Siedzę w ciemnym, cichym pokoju. Za oknem wieje bardzo silny jesienny wiatr. Wbrew pozorom jest jednak ciepło. Przez barierę ciszy przebijają się pierwsze dźwięki „Mysteries”. Prawie ich nie słychać, bo pierwszym brzmieniem jest właśnie odgłos wiatru, ale… po chwili coś się zmienia, Beth melancholijnie i niezwykle urzekająco wyśpiewuje piękną melodię przy akompaniamencie gitary klasycznej i chórków, które zdają się zastępować wcześniejszy odgłos wiatru. Jesteśmy zabierani w liryczną opowieść o pięknie świata, miłości, a z drugiej strony – o bólu tęsknoty i rozstania. Proszę Państwa, oto Out of Season. Niezwykła płyta, jak żadna, obrazuje jesień, związane z nią troski, radości i refleksje.
Beth Gibbons zrobiła sobie przerwę od Portishead i razem z człowiekiem z Talk Talk Paulem Webbem (pseudonim Rustin Man) nagrała ten akustyczny, romantyczny album, z całą pewnością jedno z większych wydarzeń 2002 roku na rynku muzycznym. Połączenie niezwykle ekspresywnego głosu z atmosferą jaką tworzy muzyka, pozwala odkryć swoją prawdziwą wartość dopiero po obdarzeniu płyty głębokim zainteresowaniem, wspólną sesją sam na sam. A wrażenia są niepowtarzalne.
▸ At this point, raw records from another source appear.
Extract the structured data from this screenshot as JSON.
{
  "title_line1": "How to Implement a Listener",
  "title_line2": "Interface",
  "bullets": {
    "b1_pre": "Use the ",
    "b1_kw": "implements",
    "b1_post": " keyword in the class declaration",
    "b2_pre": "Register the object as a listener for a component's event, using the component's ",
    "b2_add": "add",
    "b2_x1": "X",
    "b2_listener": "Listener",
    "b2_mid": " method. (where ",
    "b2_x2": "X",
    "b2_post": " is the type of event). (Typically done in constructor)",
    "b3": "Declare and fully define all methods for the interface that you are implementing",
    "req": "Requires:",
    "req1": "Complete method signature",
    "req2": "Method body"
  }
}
Kiedy po ponad czterech minutach słyszymy ponownie przyciszony, niepewny i delikatnie drżący głos wokalistki, w słowach „jak mogę zapomnieć twój delikatny uśmiech?” spodziewać się można kolejnego nostalgicznego utworu o rozstaniu. Jesteśmy wprowadzeni w błąd – po chwili kompozycja przybiera na sile, atakuje odbiorcę tekstu, emocje uwalniane są z ogromną ekspresją. Na tle głośnej sekcji instrumentów dętych, zaraz później jazzowej orkiestry, Beth pokazuje, że potrafi śpiewać wyraźnie i może trochę dramatycznie. Więcej na tym krążku równie dynamicznego utworu nie usłyszymy. Następne nagrania przesycone są wszechogarniającym splinem albo przynajmniej nostalgią. I choć niektórych może to zdziwić ten bristol sound ma w sobie więcej jazzu niż trip-hopu. Nie usłyszymy tu elektroniki i samplowania. W zamian mamy orkiestrę, gitarę, fortepian, nawet harmonijkę ustną. I rzecz jasna głos Beth Gibbons, zdawać by się mogło, użyty tak, żeby nie zakłócić czy przysłonić nim reszty instrumentów grających w utworze. Charakterystyczny dla takiej muzyki private singing – bo o tym właśnie mowa – towarzyszy nam przez niemal całą godzinę, gdzieniegdzie tylko dając o sobie znać w bardziej wyrazisty sposób jak na przykład w „Funny time of year”.
Album „Out of Season” jest zbiorem kompozycji trudnych, wymagających i przede wszystkim smutnych. Ostatni utwór, w którym głos Beth zmaga się z elektronicznymi filtrami, świadczy o tym fakcie doskonale. Jednakże, mało która płyta zadziałała na mnie tak, żebym chciała jej słuchać „again and again” przez całą noc, bez przerwy. Wielkie brawa dla Beth Gibbons i Rustina Mana – chcemy więcej!